At this stage we are hoping to do a directed donation where Murray or I give her a kidney.  Murray, Ashlea and I are having our tissue typing blood tests done sometime in the next month.  That is the first step to determining if one of us can donate a kidney.  Based on blood type we can both donate, but we still might not be a good match (the fact that Ashlea has had prior blood transfusions could affect this).  Assuming one of us IS a match, that person then has to undergo a barrage of tests to make sure they are healthy and able to give a kidney.  Assuming that all goes smoothly and one of us is approved, we then just watch and wait for our spot on the list. 

Once everything is approved it can still take a long time.  As I said the list is very fluid and based on priority, so even if we get everything approved in a couple of months, Ashlea could remain stable and it could still be a year or two.  The doctor's gut feeling was that it would be likely to be near the end of the year that she would need it.  Her next blood test will give us more of an idea - if her creatinine has stabilised then we might have a bit longer, but if it continues climbing then obviously it will be sooner.

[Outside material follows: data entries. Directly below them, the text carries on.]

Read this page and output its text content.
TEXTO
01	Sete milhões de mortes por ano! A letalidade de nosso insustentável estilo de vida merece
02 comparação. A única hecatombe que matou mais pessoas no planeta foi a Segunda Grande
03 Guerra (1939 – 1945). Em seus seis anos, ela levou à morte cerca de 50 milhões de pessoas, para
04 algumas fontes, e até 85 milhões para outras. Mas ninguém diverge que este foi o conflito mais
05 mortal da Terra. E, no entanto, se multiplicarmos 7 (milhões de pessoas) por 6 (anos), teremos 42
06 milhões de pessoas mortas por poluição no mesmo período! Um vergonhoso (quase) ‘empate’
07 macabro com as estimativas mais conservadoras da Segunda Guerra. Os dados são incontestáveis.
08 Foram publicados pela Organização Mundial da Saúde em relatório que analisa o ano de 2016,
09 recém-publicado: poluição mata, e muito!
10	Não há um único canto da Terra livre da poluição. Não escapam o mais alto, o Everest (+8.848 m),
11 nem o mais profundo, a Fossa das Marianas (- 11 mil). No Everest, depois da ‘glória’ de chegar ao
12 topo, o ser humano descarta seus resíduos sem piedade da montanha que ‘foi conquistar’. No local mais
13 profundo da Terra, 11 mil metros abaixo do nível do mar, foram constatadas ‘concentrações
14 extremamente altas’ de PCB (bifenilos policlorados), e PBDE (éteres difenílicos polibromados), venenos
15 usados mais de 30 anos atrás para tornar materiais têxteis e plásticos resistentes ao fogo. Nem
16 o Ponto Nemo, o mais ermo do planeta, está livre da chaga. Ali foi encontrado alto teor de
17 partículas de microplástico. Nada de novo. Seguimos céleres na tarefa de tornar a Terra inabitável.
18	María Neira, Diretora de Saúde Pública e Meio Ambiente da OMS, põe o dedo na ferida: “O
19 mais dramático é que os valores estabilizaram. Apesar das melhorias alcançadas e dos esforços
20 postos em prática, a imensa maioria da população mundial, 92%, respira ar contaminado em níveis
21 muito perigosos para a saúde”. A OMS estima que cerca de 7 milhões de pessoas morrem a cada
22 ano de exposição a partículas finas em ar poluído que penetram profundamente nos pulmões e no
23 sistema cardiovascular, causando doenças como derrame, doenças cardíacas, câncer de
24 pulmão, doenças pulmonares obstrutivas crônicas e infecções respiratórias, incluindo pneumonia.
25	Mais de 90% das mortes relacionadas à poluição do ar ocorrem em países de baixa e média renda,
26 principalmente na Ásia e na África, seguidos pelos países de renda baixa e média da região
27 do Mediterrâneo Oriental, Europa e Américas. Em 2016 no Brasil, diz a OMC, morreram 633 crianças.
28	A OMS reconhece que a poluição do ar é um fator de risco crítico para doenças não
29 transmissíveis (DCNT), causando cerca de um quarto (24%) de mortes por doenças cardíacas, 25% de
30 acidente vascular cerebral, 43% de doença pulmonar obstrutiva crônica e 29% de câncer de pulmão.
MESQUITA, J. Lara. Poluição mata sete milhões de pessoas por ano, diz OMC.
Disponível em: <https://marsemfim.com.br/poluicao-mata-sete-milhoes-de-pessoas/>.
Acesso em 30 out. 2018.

Make sense?  Sorry for the information overload. 

This is big. 

BIG big. 

I feel like I have the power to decide whether Ashlea lives or dies in my hands.  As her parents it is our choice whether we want her to have a transplant, or dialysis or no treatment at all.  What is best for Ashlea?  If she didn't have other disabilities none of this would come into question, but seeing as she is who she is, the question does have to be asked.

Is this the right thing for her? 

How much treatment is too much? 

Is there a point we should stop?

There probably is a stopping point, but thankfully we're not there yet.

What a year it's going to be!!

Wednesday, January 5, 2011

It's time


















It's time for this gorgeous girl to start gearing up for her next big fight.

Yesterday we saw the kidney specialist to talk about her rising creatinine levels.

It's time to start the work up for Ashlea's kidney transplant.  Her GFR is now 13, pushing her from Chronic Renal Failure (stage 4 CKD)  into the territory of End Stage Renal Failure (stage 5 CKD).